A significant amount of radioactive contamination was discovered at an elementary school in suburban St. Louis, near where nuclear weapons were produced during World War II, according to a report by environmental investigation consultants.

The report was issued by the environmental investigation firm Boston Chemical Data Corp. last week and confirmed fears of contamination at Jana Elementary School in Florissant that had been raised by a 2018 study by the Army Corps of Engineers.

“I was heartbroken,” Ashley Bernaugh, a parent at the school, told the St. Louis Post-Dispatch after reading the report. “It sounds so cliché, but it takes your breath from you.”

The contamination was at 22 times the expected amount and many times above the amount allowed by federal Superfund regulation, according to the report. Ingesting or inhaling these radioactive materials could cause significant injury.

The 2018 Army Corps of Engineers study found significantly less contamination than the recent report did, though the Corps had not taken samples within 300 feet of the school or inside it.

The report by Boston Chemical was based on samples of soil, dust and plant materials taken from inside and around the elementary school, including the library, kitchen, classrooms and playground.
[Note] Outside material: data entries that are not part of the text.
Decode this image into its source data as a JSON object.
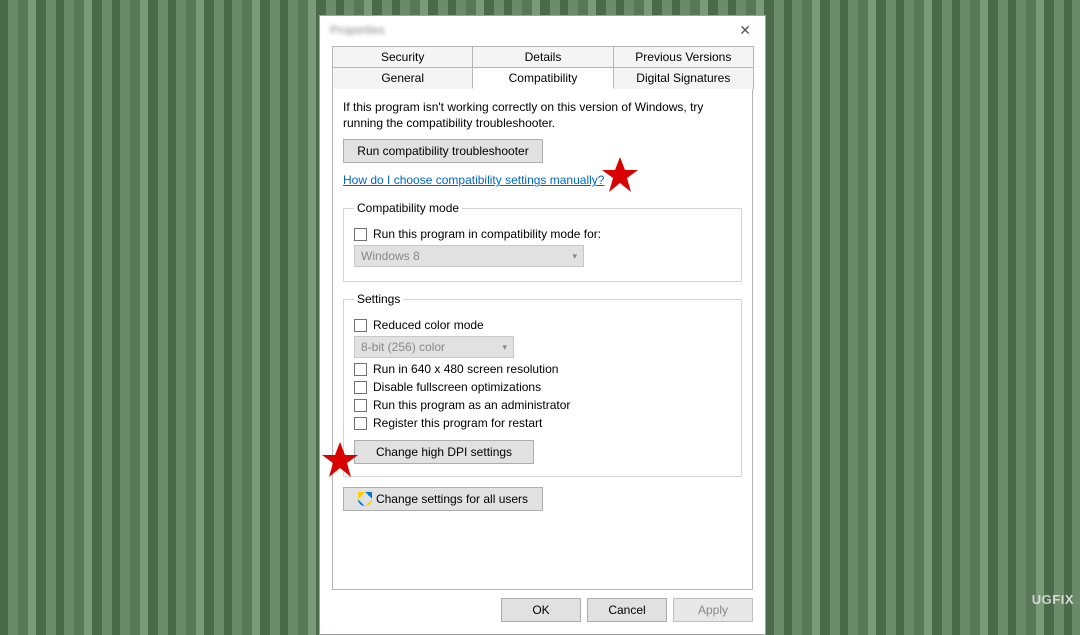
{
  "window": {
    "title": "Properties"
  },
  "tabs": {
    "row1": [
      "Security",
      "Details",
      "Previous Versions"
    ],
    "row2": [
      "General",
      "Compatibility",
      "Digital Signatures"
    ],
    "active": "Compatibility"
  },
  "intro": "If this program isn't working correctly on this version of Windows, try running the compatibility troubleshooter.",
  "run_troubleshooter": "Run compatibility troubleshooter",
  "help_link": "How do I choose compatibility settings manually?",
  "compat_mode": {
    "legend": "Compatibility mode",
    "checkbox": "Run this program in compatibility mode for:",
    "select": "Windows 8"
  },
  "settings": {
    "legend": "Settings",
    "reduced_color": "Reduced color mode",
    "color_select": "8-bit (256) color",
    "run_640": "Run in 640 x 480 screen resolution",
    "disable_fullscreen": "Disable fullscreen optimizations",
    "run_as_admin": "Run this program as an administrator",
    "register_restart": "Register this program for restart",
    "dpi_button": "Change high DPI settings"
  },
  "all_users_button": "Change settings for all users",
  "buttons": {
    "ok": "OK",
    "cancel": "Cancel",
    "apply": "Apply"
  },
  "watermark": {
    "prefix": "UG",
    "suffix": "FIX"
  }
}
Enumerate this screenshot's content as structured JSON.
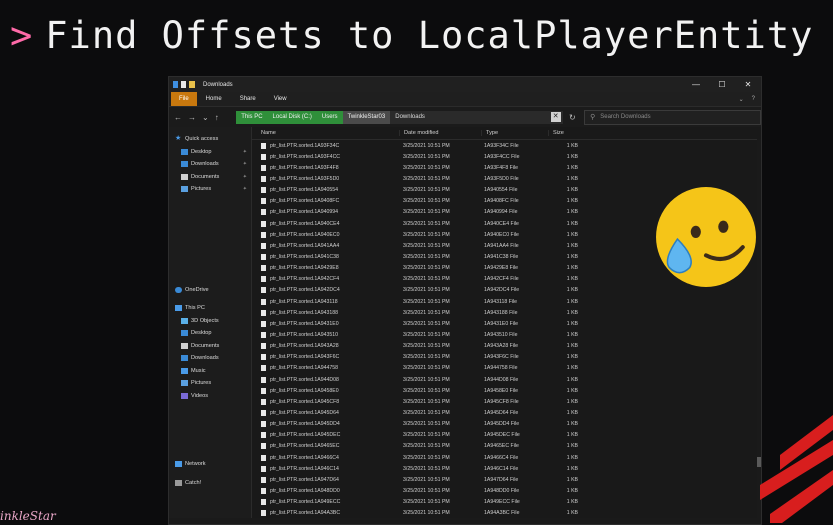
{
  "slide": {
    "chevron": ">",
    "title": "Find Offsets to LocalPlayerEntity"
  },
  "window": {
    "title": "Downloads",
    "controls": {
      "minimize": "—",
      "maximize": "☐",
      "close": "✕"
    }
  },
  "ribbon": {
    "tabs": [
      "File",
      "Home",
      "Share",
      "View"
    ]
  },
  "address": {
    "crumbs": [
      "This PC",
      "Local Disk (C:)",
      "Users",
      "TwinkleStar03",
      "Downloads"
    ],
    "search_placeholder": "Search Downloads"
  },
  "sidebar": {
    "quick_access": "Quick access",
    "quick_items": [
      "Desktop",
      "Downloads",
      "Documents",
      "Pictures"
    ],
    "onedrive": "OneDrive",
    "this_pc": "This PC",
    "pc_items": [
      "3D Objects",
      "Desktop",
      "Documents",
      "Downloads",
      "Music",
      "Pictures",
      "Videos"
    ],
    "network": "Network",
    "catch": "Catch!"
  },
  "columns": {
    "name": "Name",
    "date": "Date modified",
    "type": "Type",
    "size": "Size"
  },
  "files": [
    {
      "name": "ptr_list.PTR.sorted.1A93F34C",
      "date": "3/25/2021 10:51 PM",
      "type": "1A93F34C File",
      "size": "1 KB"
    },
    {
      "name": "ptr_list.PTR.sorted.1A93F4CC",
      "date": "3/25/2021 10:51 PM",
      "type": "1A93F4CC File",
      "size": "1 KB"
    },
    {
      "name": "ptr_list.PTR.sorted.1A93F4F8",
      "date": "3/25/2021 10:51 PM",
      "type": "1A93F4F8 File",
      "size": "1 KB"
    },
    {
      "name": "ptr_list.PTR.sorted.1A93F5D0",
      "date": "3/25/2021 10:51 PM",
      "type": "1A93F5D0 File",
      "size": "1 KB"
    },
    {
      "name": "ptr_list.PTR.sorted.1A940554",
      "date": "3/25/2021 10:51 PM",
      "type": "1A940554 File",
      "size": "1 KB"
    },
    {
      "name": "ptr_list.PTR.sorted.1A9408FC",
      "date": "3/25/2021 10:51 PM",
      "type": "1A9408FC File",
      "size": "1 KB"
    },
    {
      "name": "ptr_list.PTR.sorted.1A940994",
      "date": "3/25/2021 10:51 PM",
      "type": "1A940994 File",
      "size": "1 KB"
    },
    {
      "name": "ptr_list.PTR.sorted.1A940CE4",
      "date": "3/25/2021 10:51 PM",
      "type": "1A940CE4 File",
      "size": "1 KB"
    },
    {
      "name": "ptr_list.PTR.sorted.1A940EC0",
      "date": "3/25/2021 10:51 PM",
      "type": "1A940EC0 File",
      "size": "1 KB"
    },
    {
      "name": "ptr_list.PTR.sorted.1A941AA4",
      "date": "3/25/2021 10:51 PM",
      "type": "1A941AA4 File",
      "size": "1 KB"
    },
    {
      "name": "ptr_list.PTR.sorted.1A941C38",
      "date": "3/25/2021 10:51 PM",
      "type": "1A941C38 File",
      "size": "1 KB"
    },
    {
      "name": "ptr_list.PTR.sorted.1A9429E8",
      "date": "3/25/2021 10:51 PM",
      "type": "1A9429E8 File",
      "size": "1 KB"
    },
    {
      "name": "ptr_list.PTR.sorted.1A942CF4",
      "date": "3/25/2021 10:51 PM",
      "type": "1A942CF4 File",
      "size": "1 KB"
    },
    {
      "name": "ptr_list.PTR.sorted.1A942DC4",
      "date": "3/25/2021 10:51 PM",
      "type": "1A942DC4 File",
      "size": "1 KB"
    },
    {
      "name": "ptr_list.PTR.sorted.1A943118",
      "date": "3/25/2021 10:51 PM",
      "type": "1A943118 File",
      "size": "1 KB"
    },
    {
      "name": "ptr_list.PTR.sorted.1A943188",
      "date": "3/25/2021 10:51 PM",
      "type": "1A943188 File",
      "size": "1 KB"
    },
    {
      "name": "ptr_list.PTR.sorted.1A9431E0",
      "date": "3/25/2021 10:51 PM",
      "type": "1A9431E0 File",
      "size": "1 KB"
    },
    {
      "name": "ptr_list.PTR.sorted.1A943510",
      "date": "3/25/2021 10:51 PM",
      "type": "1A943510 File",
      "size": "1 KB"
    },
    {
      "name": "ptr_list.PTR.sorted.1A943A28",
      "date": "3/25/2021 10:51 PM",
      "type": "1A943A28 File",
      "size": "1 KB"
    },
    {
      "name": "ptr_list.PTR.sorted.1A943F6C",
      "date": "3/25/2021 10:51 PM",
      "type": "1A943F6C File",
      "size": "1 KB"
    },
    {
      "name": "ptr_list.PTR.sorted.1A944758",
      "date": "3/25/2021 10:51 PM",
      "type": "1A944758 File",
      "size": "1 KB"
    },
    {
      "name": "ptr_list.PTR.sorted.1A944D08",
      "date": "3/25/2021 10:51 PM",
      "type": "1A944D08 File",
      "size": "1 KB"
    },
    {
      "name": "ptr_list.PTR.sorted.1A9458E0",
      "date": "3/25/2021 10:51 PM",
      "type": "1A9458E0 File",
      "size": "1 KB"
    },
    {
      "name": "ptr_list.PTR.sorted.1A945CF8",
      "date": "3/25/2021 10:51 PM",
      "type": "1A945CF8 File",
      "size": "1 KB"
    },
    {
      "name": "ptr_list.PTR.sorted.1A945D64",
      "date": "3/25/2021 10:51 PM",
      "type": "1A945D64 File",
      "size": "1 KB"
    },
    {
      "name": "ptr_list.PTR.sorted.1A945DD4",
      "date": "3/25/2021 10:51 PM",
      "type": "1A945DD4 File",
      "size": "1 KB"
    },
    {
      "name": "ptr_list.PTR.sorted.1A945DEC",
      "date": "3/25/2021 10:51 PM",
      "type": "1A945DEC File",
      "size": "1 KB"
    },
    {
      "name": "ptr_list.PTR.sorted.1A9465EC",
      "date": "3/25/2021 10:51 PM",
      "type": "1A9465EC File",
      "size": "1 KB"
    },
    {
      "name": "ptr_list.PTR.sorted.1A9466C4",
      "date": "3/25/2021 10:51 PM",
      "type": "1A9466C4 File",
      "size": "1 KB"
    },
    {
      "name": "ptr_list.PTR.sorted.1A946C14",
      "date": "3/25/2021 10:51 PM",
      "type": "1A946C14 File",
      "size": "1 KB"
    },
    {
      "name": "ptr_list.PTR.sorted.1A947D64",
      "date": "3/25/2021 10:51 PM",
      "type": "1A947D64 File",
      "size": "1 KB"
    },
    {
      "name": "ptr_list.PTR.sorted.1A948DD0",
      "date": "3/25/2021 10:51 PM",
      "type": "1A948DD0 File",
      "size": "1 KB"
    },
    {
      "name": "ptr_list.PTR.sorted.1A949ECC",
      "date": "3/25/2021 10:51 PM",
      "type": "1A949ECC File",
      "size": "1 KB"
    },
    {
      "name": "ptr_list.PTR.sorted.1A94A3BC",
      "date": "3/25/2021 10:51 PM",
      "type": "1A94A3BC File",
      "size": "1 KB"
    }
  ],
  "watermark": "inkleStar",
  "colors": {
    "accent_green": "#2f8f3a",
    "file_tab": "#c8780e",
    "title_chevron": "#ff6aa8",
    "stripes": "#d81e1e"
  }
}
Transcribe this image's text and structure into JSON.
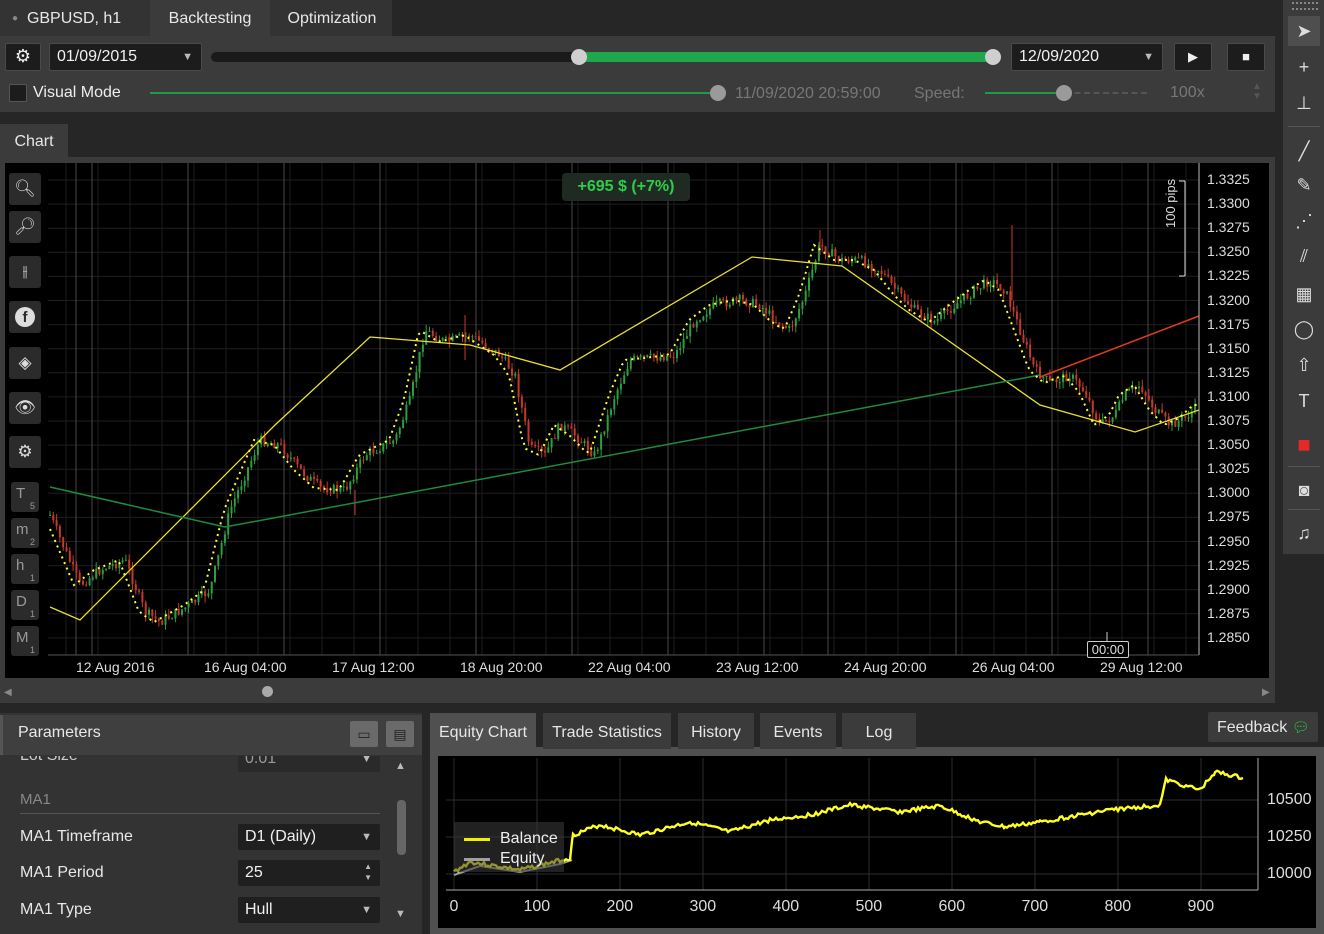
{
  "tabs": {
    "symbol": "GBPUSD, h1",
    "backtesting": "Backtesting",
    "optimization": "Optimization"
  },
  "toolbar": {
    "start_date": "01/09/2015",
    "end_date": "12/09/2020",
    "visual_mode": "Visual Mode",
    "visual_mode_checked": false,
    "current_time": "11/09/2020 20:59:00",
    "speed_label": "Speed:",
    "speed_value": "100x",
    "range_fill": 0.52
  },
  "chart_tab": "Chart",
  "chart": {
    "profit_badge": "+695 $ (+7%)",
    "pips_label": "100 pips",
    "time_marker": "00:00",
    "y_ticks": [
      "1.3325",
      "1.3300",
      "1.3275",
      "1.3250",
      "1.3225",
      "1.3200",
      "1.3175",
      "1.3150",
      "1.3125",
      "1.3100",
      "1.3075",
      "1.3050",
      "1.3025",
      "1.3000",
      "1.2975",
      "1.2950",
      "1.2925",
      "1.2900",
      "1.2875",
      "1.2850"
    ],
    "x_ticks": [
      "12 Aug 2016",
      "16 Aug 04:00",
      "17 Aug 12:00",
      "18 Aug 20:00",
      "22 Aug 04:00",
      "23 Aug 12:00",
      "24 Aug 20:00",
      "26 Aug 04:00",
      "29 Aug 12:00"
    ],
    "left_tools": [
      "zoom-in-icon",
      "zoom-out-icon",
      "indicators-icon",
      "facebook-icon",
      "layers-icon",
      "eye-icon",
      "settings-icon"
    ],
    "timeframes": [
      {
        "label": "T",
        "sub": "5"
      },
      {
        "label": "m",
        "sub": "2"
      },
      {
        "label": "h",
        "sub": "1"
      },
      {
        "label": "D",
        "sub": "1"
      },
      {
        "label": "M",
        "sub": "1"
      }
    ]
  },
  "right_tools": [
    "cursor-icon",
    "crosshair-icon",
    "measure-icon",
    "trendline-icon",
    "pencil-icon",
    "fibonacci-icon",
    "channel-icon",
    "grid-icon",
    "ellipse-icon",
    "arrow-up-icon",
    "text-icon",
    "color-swatch-icon",
    "camera-icon",
    "alert-icon"
  ],
  "right_tools_glyphs": [
    "➤",
    "+",
    "⊥",
    "╱",
    "✎",
    "⋰",
    "⫽",
    "▦",
    "◯",
    "⇧",
    "T",
    "■",
    "◙",
    "♫"
  ],
  "parameters": {
    "title": "Parameters",
    "partial_row": {
      "label": "Lot Size",
      "value": "0.01"
    },
    "section": "MA1",
    "rows": [
      {
        "label": "MA1 Timeframe",
        "value": "D1 (Daily)",
        "control": "dropdown"
      },
      {
        "label": "MA1 Period",
        "value": "25",
        "control": "stepper"
      },
      {
        "label": "MA1 Type",
        "value": "Hull",
        "control": "dropdown"
      }
    ]
  },
  "bottom_tabs": [
    "Equity Chart",
    "Trade Statistics",
    "History",
    "Events",
    "Log"
  ],
  "feedback": "Feedback",
  "equity": {
    "legend": [
      {
        "name": "Balance",
        "color": "#f0f000"
      },
      {
        "name": "Equity",
        "color": "#a0a0a0"
      }
    ],
    "x_ticks": [
      "0",
      "100",
      "200",
      "300",
      "400",
      "500",
      "600",
      "700",
      "800",
      "900"
    ],
    "y_ticks": [
      "10500",
      "10250",
      "10000"
    ]
  }
}
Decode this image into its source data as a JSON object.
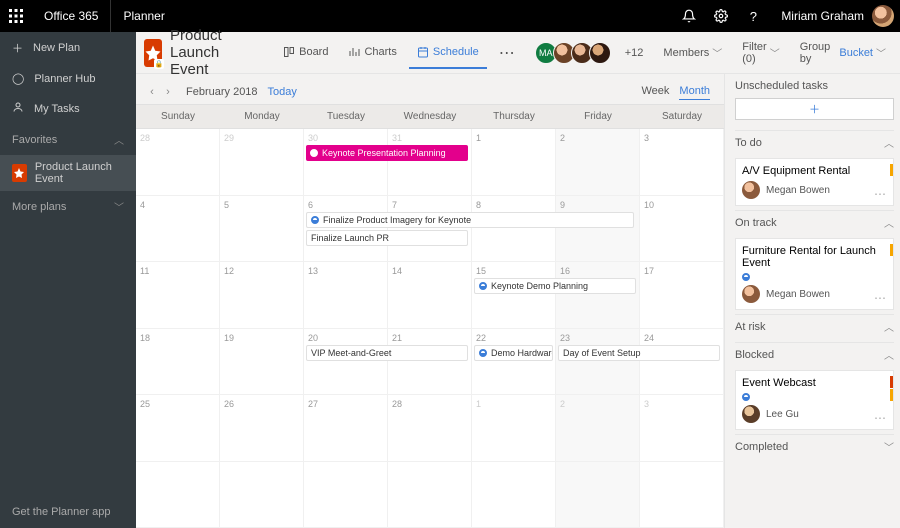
{
  "topbar": {
    "brand": "Office 365",
    "app": "Planner",
    "user_name": "Miriam Graham"
  },
  "sidebar": {
    "new_plan": "New Plan",
    "hub": "Planner Hub",
    "mytasks": "My Tasks",
    "favorites_label": "Favorites",
    "fav_item": "Product Launch Event",
    "more_plans": "More plans",
    "footer": "Get the Planner app"
  },
  "header": {
    "plan_title": "Product Launch Event",
    "tabs": {
      "board": "Board",
      "charts": "Charts",
      "schedule": "Schedule"
    },
    "members_extra": "+12",
    "members_label": "Members",
    "filter_label": "Filter (0)",
    "group_by_label": "Group by",
    "group_by_value": "Bucket"
  },
  "calendar": {
    "month_label": "February 2018",
    "today": "Today",
    "view_week": "Week",
    "view_month": "Month",
    "days": [
      "Sunday",
      "Monday",
      "Tuesday",
      "Wednesday",
      "Thursday",
      "Friday",
      "Saturday"
    ],
    "events": {
      "keynote_planning": "Keynote Presentation Planning",
      "finalize_imagery": "Finalize Product Imagery for Keynote",
      "finalize_pr": "Finalize Launch PR",
      "demo_planning": "Keynote Demo Planning",
      "vip": "VIP Meet-and-Greet",
      "demo_hw": "Demo Hardware",
      "day_setup": "Day of Event Setup"
    }
  },
  "right": {
    "unscheduled": "Unscheduled tasks",
    "buckets": {
      "todo": "To do",
      "ontrack": "On track",
      "atrisk": "At risk",
      "blocked": "Blocked",
      "completed": "Completed"
    },
    "tasks": {
      "av_rental": "A/V Equipment Rental",
      "megan": "Megan Bowen",
      "furniture": "Furniture Rental for Launch Event",
      "webcast": "Event Webcast",
      "lee": "Lee Gu"
    }
  }
}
It found the radioactive isotope lead-210, polonium, radium and other toxins were far in excess of what the firm expected.

Jana Elementary School is part of Hazelwood School District and sits in the floodplain of Coldwater Creek, which was contaminated by radioactive waste from the production of nuclear weapons during World War II. The contamination has been traced back to Mallinckrodt Chemical Works, which is responsible for the production of uranium for the Manhattan Project’s atomic bombs in the 1940s and ’50s.

Boston Chemical’s report said a “significant remedial program” would be required to bring the conditions at the school in line with acceptable levels. However, unless Coldwater Creek itself is remediated, flooding could recontaminate school grounds.

The report will be addressed during a Hazelwood School Board meeting Tuesday, board president Betsy Rachel told the Post-Dispatch.

“Safety is absolutely our top priority for our staff and students,” Rachel said Saturday.